Was that what had woken him? The door opening? Or the woods beyond? But the outer door had been closed. Locked. He knew that. He’d done it himself.

It wasn’t locked now.

As he stared at it, he heard that sigh, deep and threatening, a sound of satiation and desire.

He was still dreaming. He had to be.

Except he wasn’t.

Outside in the night the wind was rising. There was a full moon over the trees, and clouds scuttered across it, making a patchwork of light and dark flood over the garden beyond the door and the boot room. The trees rose like a black wall on the far side of the cottage garden, their deep tangle even darker on a night like this.

And in between, right at the edge of the woodland, he could see a figure. It wasn’t entirely there, nor entirely human. Not really. It was made of leaves and branches, a tangle of vines and tendrils, of fruit and flowers. His imagination, he liked to tell himself.

Even if that wasn’t entirely true either.

Nick sighed.

The figure smiled at him – always amused with Nick’s dark moods, never one to take anything seriously – and then beckoned him forward. It vanished into the trees as if it had never been there to begin with.

The night stirred with expectation. A bird called softly from the trees, a long wavering song. The wild wood waited.

‘All right,’ he murmured in a low voice. ‘All right, I’m coming.’

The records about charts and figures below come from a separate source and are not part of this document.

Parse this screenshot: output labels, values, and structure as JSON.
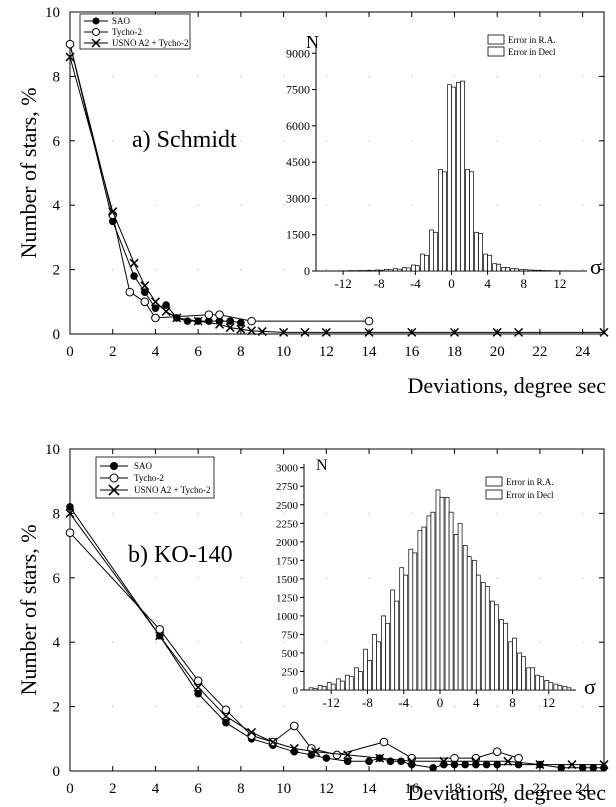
{
  "chart_data": [
    {
      "type": "line",
      "panel_label": "a) Schmidt",
      "xlabel": "Deviations, degree sec",
      "ylabel": "Number of stars, %",
      "xlim": [
        0,
        25
      ],
      "ylim": [
        0,
        10
      ],
      "xticks": [
        0,
        2,
        4,
        6,
        8,
        10,
        12,
        14,
        16,
        18,
        20,
        22,
        24
      ],
      "yticks": [
        0,
        2,
        4,
        6,
        8,
        10
      ],
      "legend_position": "top-left",
      "series": [
        {
          "name": "SAO",
          "marker": "filled-circle",
          "x": [
            0,
            2,
            3,
            3.5,
            4,
            4.5,
            5,
            5.5,
            6,
            6.5,
            7,
            7.5,
            8
          ],
          "y": [
            9.0,
            3.5,
            1.8,
            1.3,
            0.8,
            0.9,
            0.5,
            0.4,
            0.4,
            0.4,
            0.4,
            0.4,
            0.35
          ]
        },
        {
          "name": "Tycho-2",
          "marker": "open-circle",
          "x": [
            0,
            2,
            2.8,
            3.5,
            4,
            6.5,
            7,
            8.5,
            14
          ],
          "y": [
            9.0,
            3.7,
            1.3,
            1.0,
            0.5,
            0.6,
            0.6,
            0.4,
            0.4
          ]
        },
        {
          "name": "USNO A2 + Tycho-2",
          "marker": "cross",
          "x": [
            0,
            2,
            3,
            3.5,
            4,
            4.5,
            5,
            6,
            7,
            7.5,
            8,
            8.5,
            9,
            10,
            11,
            12,
            14,
            16,
            18,
            20,
            21,
            25
          ],
          "y": [
            8.6,
            3.8,
            2.2,
            1.5,
            1.0,
            0.7,
            0.5,
            0.4,
            0.3,
            0.2,
            0.15,
            0.1,
            0.08,
            0.05,
            0.05,
            0.05,
            0.05,
            0.05,
            0.05,
            0.05,
            0.05,
            0.05
          ]
        }
      ],
      "inset": {
        "type": "bar",
        "ylabel": "N",
        "xlabel": "σ",
        "xticks": [
          -12,
          -8,
          -4,
          0,
          4,
          8,
          12
        ],
        "yticks": [
          0,
          1500,
          3000,
          4500,
          6000,
          7500,
          9000
        ],
        "xlim": [
          -15,
          15
        ],
        "ylim": [
          0,
          9300
        ],
        "legend_position": "top-right",
        "legend": [
          "Error in R.A.",
          "Error in Decl"
        ],
        "x": [
          -12,
          -11,
          -10,
          -9,
          -8,
          -7,
          -6,
          -5,
          -4,
          -3,
          -2,
          -1,
          0,
          1,
          2,
          3,
          4,
          5,
          6,
          7,
          8,
          9,
          10,
          11,
          12,
          13,
          14
        ],
        "series": [
          {
            "name": "Error in R.A.",
            "values": [
              10,
              15,
              20,
              25,
              40,
              60,
              90,
              140,
              250,
              700,
              1700,
              4200,
              7700,
              7800,
              4200,
              1600,
              700,
              300,
              150,
              100,
              60,
              40,
              25,
              15,
              10,
              8,
              5
            ]
          },
          {
            "name": "Error in Decl",
            "values": [
              8,
              12,
              18,
              22,
              35,
              55,
              80,
              130,
              220,
              650,
              1600,
              4100,
              7600,
              7850,
              4100,
              1550,
              650,
              280,
              140,
              90,
              55,
              35,
              20,
              12,
              8,
              6,
              4
            ]
          }
        ]
      }
    },
    {
      "type": "line",
      "panel_label": "b) KO-140",
      "xlabel": "Deviations, degree sec",
      "ylabel": "Number of stars, %",
      "xlim": [
        0,
        25
      ],
      "ylim": [
        0,
        10
      ],
      "xticks": [
        0,
        2,
        4,
        6,
        8,
        10,
        12,
        14,
        16,
        18,
        20,
        22,
        24
      ],
      "yticks": [
        0,
        2,
        4,
        6,
        8,
        10
      ],
      "legend_position": "top-left",
      "series": [
        {
          "name": "SAO",
          "marker": "filled-circle",
          "x": [
            0,
            4.2,
            6,
            7.3,
            8.5,
            9.5,
            10.5,
            11.3,
            12,
            13,
            14,
            14.5,
            15,
            15.5,
            16,
            17,
            17.5,
            18,
            18.5,
            19,
            19.5,
            20,
            21,
            22,
            23,
            24,
            24.5,
            25
          ],
          "y": [
            8.2,
            4.2,
            2.4,
            1.5,
            1.0,
            0.8,
            0.6,
            0.5,
            0.4,
            0.3,
            0.3,
            0.4,
            0.3,
            0.3,
            0.2,
            0.1,
            0.2,
            0.2,
            0.2,
            0.2,
            0.2,
            0.2,
            0.2,
            0.2,
            0.1,
            0.1,
            0.1,
            0.1
          ]
        },
        {
          "name": "Tycho-2",
          "marker": "open-circle",
          "x": [
            0,
            4.2,
            6,
            7.3,
            8.5,
            9.5,
            10.5,
            11.3,
            12.5,
            14.7,
            16,
            18,
            19,
            20,
            21
          ],
          "y": [
            7.4,
            4.4,
            2.8,
            1.9,
            1.1,
            0.9,
            1.4,
            0.7,
            0.5,
            0.9,
            0.4,
            0.4,
            0.4,
            0.6,
            0.4
          ]
        },
        {
          "name": "USNO A2 + Tycho-2",
          "marker": "cross",
          "x": [
            0,
            4.2,
            6,
            7.3,
            8.5,
            9.5,
            10.5,
            11.5,
            13,
            14.5,
            16,
            17.5,
            19,
            20.5,
            22,
            23.5,
            25
          ],
          "y": [
            8.0,
            4.2,
            2.6,
            1.7,
            1.2,
            0.9,
            0.7,
            0.6,
            0.5,
            0.4,
            0.3,
            0.3,
            0.3,
            0.3,
            0.2,
            0.2,
            0.2
          ]
        }
      ],
      "inset": {
        "type": "bar",
        "ylabel": "N",
        "xlabel": "σ",
        "xticks": [
          -12,
          -8,
          -4,
          0,
          4,
          8,
          12
        ],
        "yticks": [
          0,
          250,
          500,
          750,
          1000,
          1250,
          1500,
          1750,
          2000,
          2250,
          2500,
          2750,
          3000
        ],
        "xlim": [
          -15,
          15
        ],
        "ylim": [
          0,
          3050
        ],
        "legend_position": "top-right",
        "legend": [
          "Error in R.A.",
          "Error in Decl"
        ],
        "x": [
          -14,
          -13,
          -12,
          -11,
          -10,
          -9,
          -8,
          -7,
          -6,
          -5,
          -4,
          -3,
          -2,
          -1,
          0,
          1,
          2,
          3,
          4,
          5,
          6,
          7,
          8,
          9,
          10,
          11,
          12,
          13,
          14
        ],
        "series": [
          {
            "name": "Error in R.A.",
            "values": [
              30,
              60,
              100,
              150,
              200,
              300,
              550,
              750,
              1000,
              1350,
              1650,
              1900,
              2150,
              2350,
              2700,
              2600,
              2100,
              1950,
              1750,
              1450,
              1200,
              950,
              650,
              500,
              300,
              200,
              130,
              80,
              50
            ]
          },
          {
            "name": "Error in Decl",
            "values": [
              20,
              50,
              80,
              120,
              180,
              250,
              400,
              650,
              900,
              1200,
              1550,
              1850,
              2200,
              2400,
              2600,
              2400,
              2250,
              1800,
              1550,
              1400,
              1150,
              900,
              700,
              450,
              300,
              180,
              100,
              60,
              30
            ]
          }
        ]
      }
    }
  ]
}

What else could he do? What choice did he have? He headed out into the night and the woods closed around him like a tomb.

CHAPTER 11

ALEX

There was no sign of Nick the next morning, although the breakfast things were laid out for her in the kitchen, and the coffee was on the stove. It was Saturday. He’d been making plans, she recalled, so maybe he’d already gone. Alex helped herself.

She’d slept late, her sleep disturbed again by those old dreams. She’d woken in the night convinced there was a party going on in some distant part of the house but was too tired to go and investigate. Besides, there were only the two of them here and she didn’t believe Nick was sneaking in all his mates to have some kind of blow-out without her noticing.

It must be the wind or something. Sound travelled strangely in old buildings. She knew that better than anyone.

Gabe would have started talking about stone tape theory – the idea that old buildings could somehow record events of great passion or pain and replay them in the right circumstances, memories etched into the very stones. Eduardo would probably counter with something about infrasound and its effect on the human mind, making people see and hear things, or even just have that uneasy sense of being watched. None of it explained this place, she thought.

As she left the kitchen there was a flurry of movement on the stairs, she was sure of it. As if someone had seen her coming and rushed away. A soft giggle followed and she froze, standing in the hall.

Such an imagination, her father used to say, and ruffle her hair.

The memory was like a punch to the chest and for a moment she couldn’t move at all.

Stop making up stories,Alexandra, her grandfather would tell her, in a lot less affectionate tone.

This place was going to be the death of her, she thought. She was going to lose her mind in the quiet, imagining things that couldn’t be true. When she got to the study, she opened the laptop and put on some music, turning up the volume as high as it would go. If anything in the house made a noise after that – a pipe or a mouse or ancient floorboards and errant breezes – she didn’t hear it.